Postby reddy4it77 » 24 Sep 2018 11:49
I am a long-time, loyal user of VLC. It's the first thing I install on my PC or anyone else's, if I'm installing an OS for them... and this issue in the Windows version is the ONE THING I can't stand about VLC. This bug (yes, bug) has driven me crazy, for years, and continues to do so. It's insane that that this problem has never been fixed. The behavior that is being described/requested here is not special or novel or unusual or quirky, and it should not be controversial -- it is how virtually ALL other software works in Windows and virtually every other modern windowed OS. We're talking about a standard UI behavior convention that users expect, and when it doesn't behave that way, it feels conspicuously broken. That qualifies this as a bug, not a feature request.

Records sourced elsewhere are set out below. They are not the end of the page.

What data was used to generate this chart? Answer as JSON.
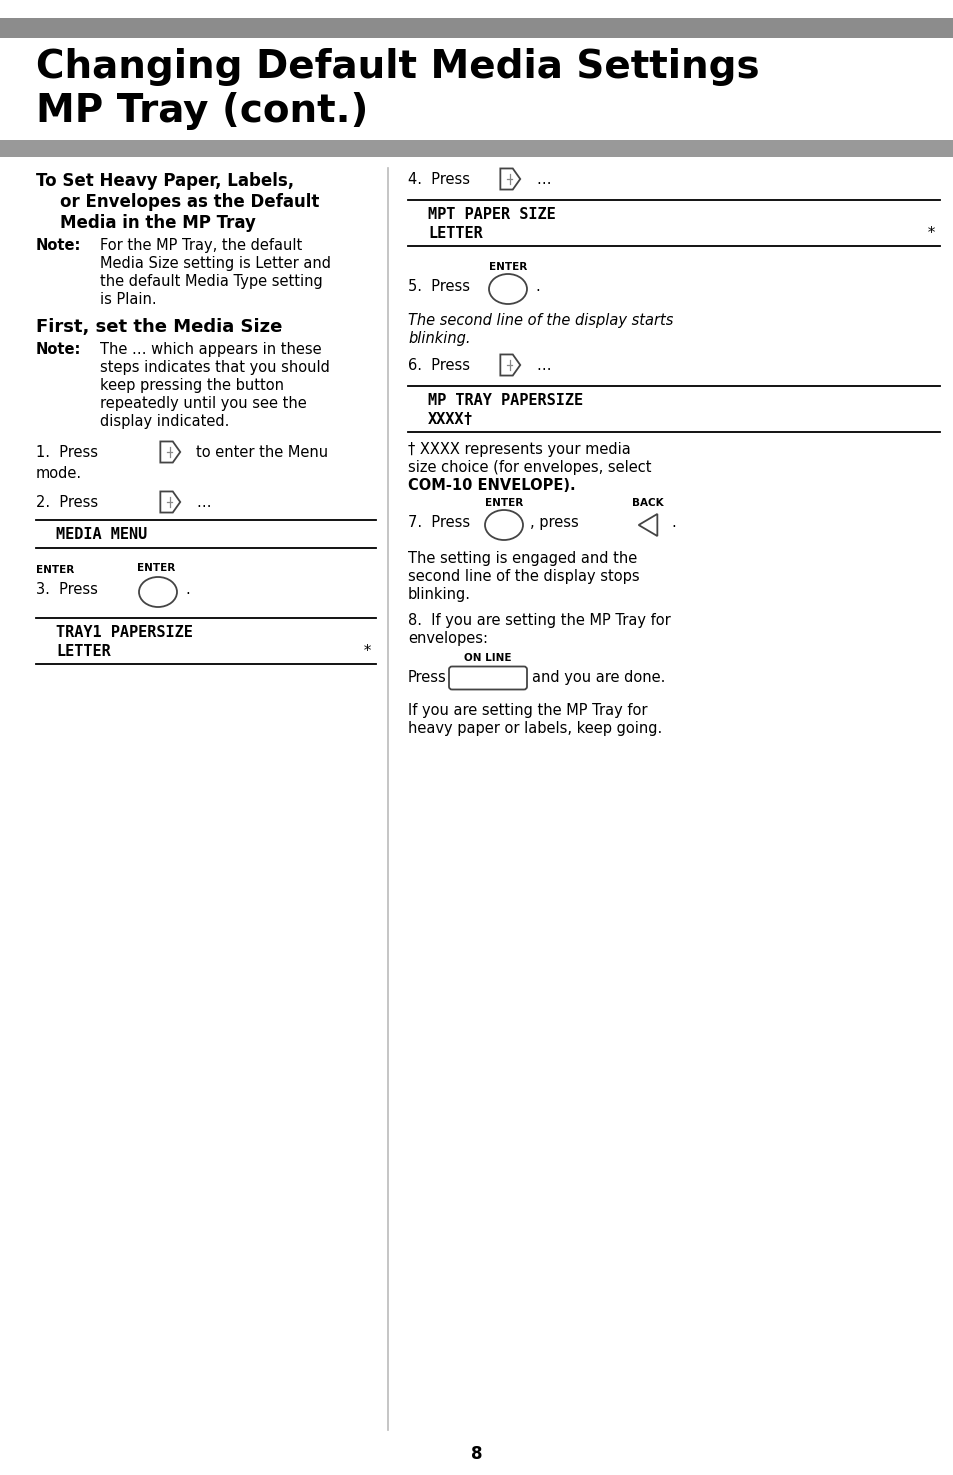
{
  "title_line1": "Changing Default Media Settings",
  "title_line2": "MP Tray (cont.)",
  "gray_bar_color": "#8c8c8c",
  "gray_bar2_color": "#999999",
  "background_color": "#ffffff",
  "page_number": "8",
  "enter_label": "ENTER",
  "back_label": "BACK",
  "online_label": "ON LINE"
}
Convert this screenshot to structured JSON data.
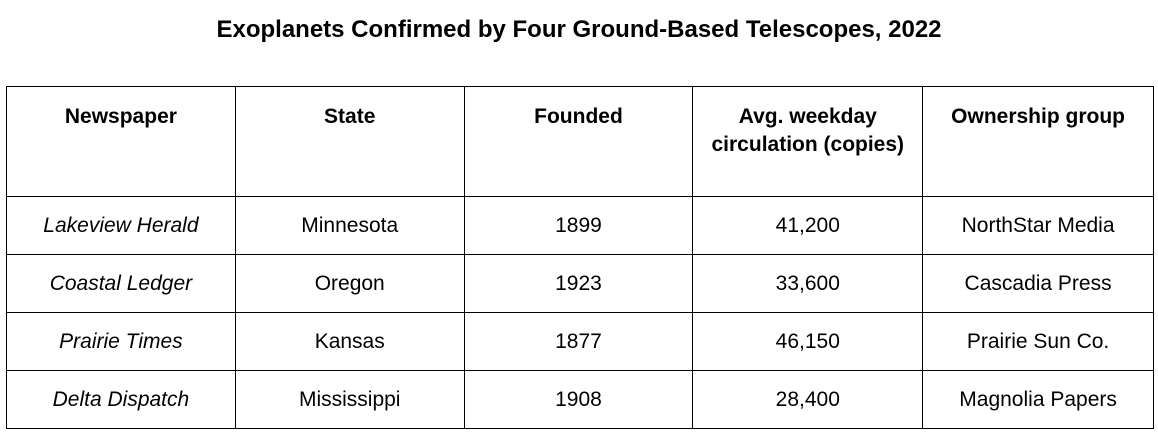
{
  "header": {
    "title": "Exoplanets Confirmed by Four Ground-Based Telescopes, 2022"
  },
  "table": {
    "columns": [
      "Newspaper",
      "State",
      "Founded",
      "Avg. weekday circulation (copies)",
      "Ownership group"
    ],
    "rows": [
      [
        "Lakeview Herald",
        "Minnesota",
        "1899",
        "41,200",
        "NorthStar Media"
      ],
      [
        "Coastal Ledger",
        "Oregon",
        "1923",
        "33,600",
        "Cascadia Press"
      ],
      [
        "Prairie Times",
        "Kansas",
        "1877",
        "46,150",
        "Prairie Sun Co."
      ],
      [
        "Delta Dispatch",
        "Mississippi",
        "1908",
        "28,400",
        "Magnolia Papers"
      ]
    ]
  }
}
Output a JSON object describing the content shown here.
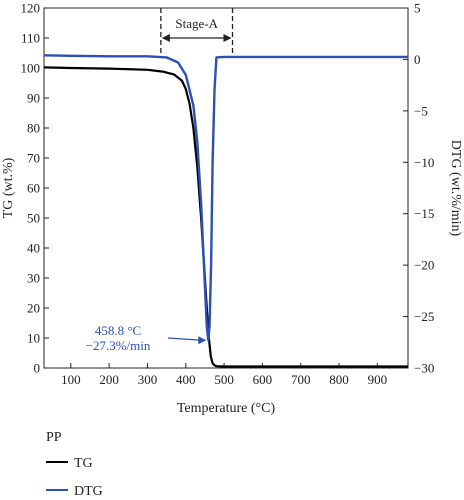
{
  "chart_data": {
    "type": "line",
    "xlabel": "Temperature (°C)",
    "ylabel_left": "TG (wt.%)",
    "ylabel_right": "DTG (wt.%/min)",
    "xlim": [
      30,
      980
    ],
    "ylim_left": [
      0,
      120
    ],
    "ylim_right": [
      -30,
      5
    ],
    "x_ticks": [
      "100",
      "200",
      "300",
      "400",
      "500",
      "600",
      "700",
      "800",
      "900"
    ],
    "y_left_ticks": [
      "0",
      "10",
      "20",
      "30",
      "40",
      "50",
      "60",
      "70",
      "80",
      "90",
      "100",
      "110",
      "120"
    ],
    "y_right_ticks": [
      "5",
      "0",
      "−5",
      "−10",
      "−15",
      "−20",
      "−25",
      "−30"
    ],
    "legend_title": "PP",
    "series": [
      {
        "name": "TG",
        "color": "#000000",
        "axis": "left",
        "x": [
          30,
          100,
          200,
          300,
          340,
          370,
          390,
          400,
          410,
          420,
          430,
          440,
          450,
          458.8,
          465,
          470,
          475,
          480,
          500,
          600,
          700,
          800,
          900,
          980
        ],
        "y": [
          100.2,
          100.0,
          99.8,
          99.4,
          98.8,
          97.8,
          95.8,
          93.0,
          88.0,
          80.0,
          67.0,
          50.0,
          30.0,
          12.0,
          4.0,
          1.6,
          0.9,
          0.6,
          0.5,
          0.5,
          0.5,
          0.5,
          0.5,
          0.5
        ]
      },
      {
        "name": "DTG",
        "color": "#2d4fb3",
        "axis": "right",
        "x": [
          30,
          100,
          200,
          300,
          350,
          380,
          400,
          420,
          430,
          440,
          450,
          455,
          458.8,
          462,
          466,
          470,
          475,
          480,
          500,
          600,
          700,
          800,
          900,
          980
        ],
        "y": [
          0.4,
          0.35,
          0.3,
          0.3,
          0.2,
          -0.3,
          -1.5,
          -4.5,
          -8.0,
          -14.0,
          -22.0,
          -26.0,
          -27.3,
          -26.0,
          -20.0,
          -10.0,
          -3.0,
          0.2,
          0.25,
          0.25,
          0.25,
          0.25,
          0.25,
          0.25
        ]
      }
    ],
    "stage": {
      "label": "Stage-A",
      "x_start": 335,
      "x_end": 522
    },
    "annotation": {
      "line1": "458.8 °C",
      "line2": "−27.3%/min",
      "target_x": 458.8,
      "target_y_right": -27.3,
      "color": "#2d4fb3"
    }
  }
}
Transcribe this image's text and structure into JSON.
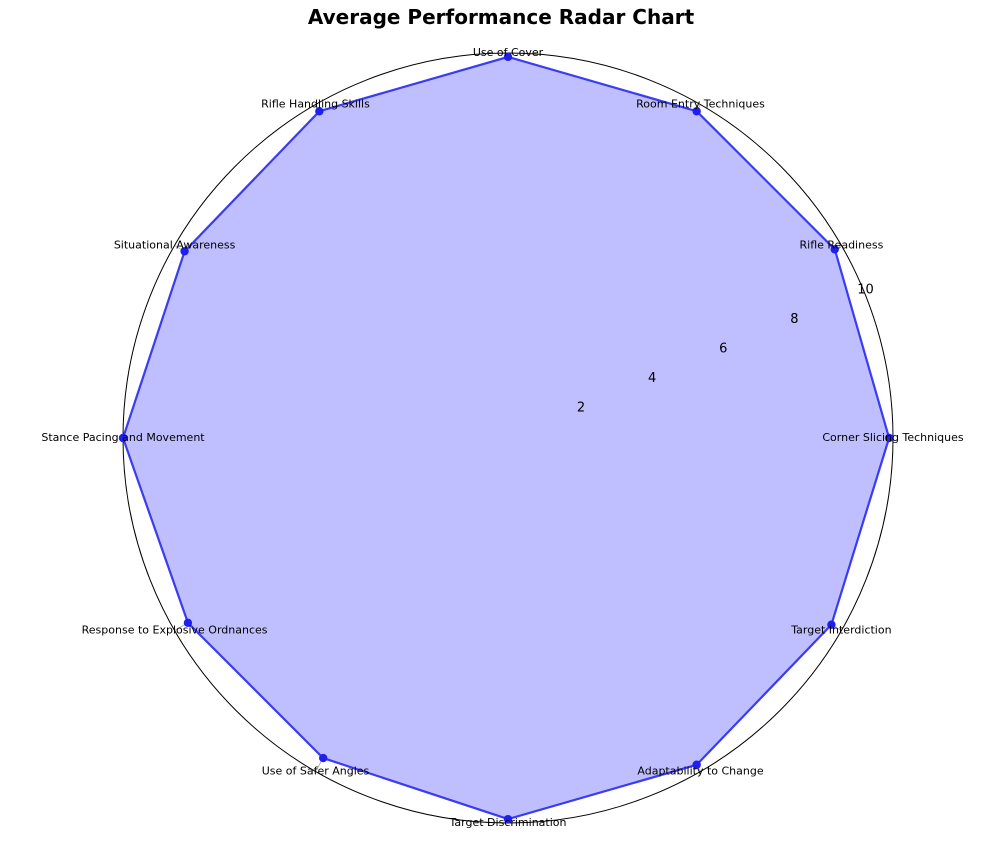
{
  "chart_data": {
    "type": "radar",
    "title": "Average Performance Radar Chart",
    "categories": [
      "Corner Slicing Techniques",
      "Rifle Readiness",
      "Room Entry Techniques",
      "Use of Cover",
      "Rifle Handling Skills",
      "Situational Awareness",
      "Stance Pacing and Movement",
      "Response to Explosive Ordnances",
      "Use of Safer Angles",
      "Target Discrimination",
      "Adaptability to Change",
      "Target Interdiction"
    ],
    "series": [
      {
        "values": [
          9.9,
          9.8,
          9.8,
          9.9,
          9.8,
          9.7,
          10.0,
          9.6,
          9.6,
          9.9,
          9.8,
          9.7
        ],
        "color": "#1f1ff0",
        "fill": "#bfbfff"
      }
    ],
    "rlim": [
      0,
      10
    ],
    "radial_ticks": [
      2,
      4,
      6,
      8,
      10
    ],
    "grid": true,
    "legend": false
  }
}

To be clear (though I am repeating what others have already clearly articulated), the following is how VLC should behave, because it is how VIRTUALLY EVERY OTHER software title behaves: When an external action causes a file to open in a program window (for example, double-clicking a file in Windows Explorer to open it), the program window in which that file loads is normally brought to the foreground, regardless if it is a new window or an existing one. Or, at the very least, if it loads into an existing background window, or if it was already open, some programs will cause the corresponding taskbar button to flash, or call attention to itself in some fashion, to alert the user. VLC does behave as expected, but only if VLC was not already open. If VLC was already open, the file loads and starts playing, but the player window remains in the background behind other windows, and there is often no visual indication that anything has happened at all, unless the background window is partially visible. To the end-user, they double-clicked a file and expected it to open, but (absent any audio cues,) it appears as if nothing happened. That's a bug, that should be fixed. Please! Thank you.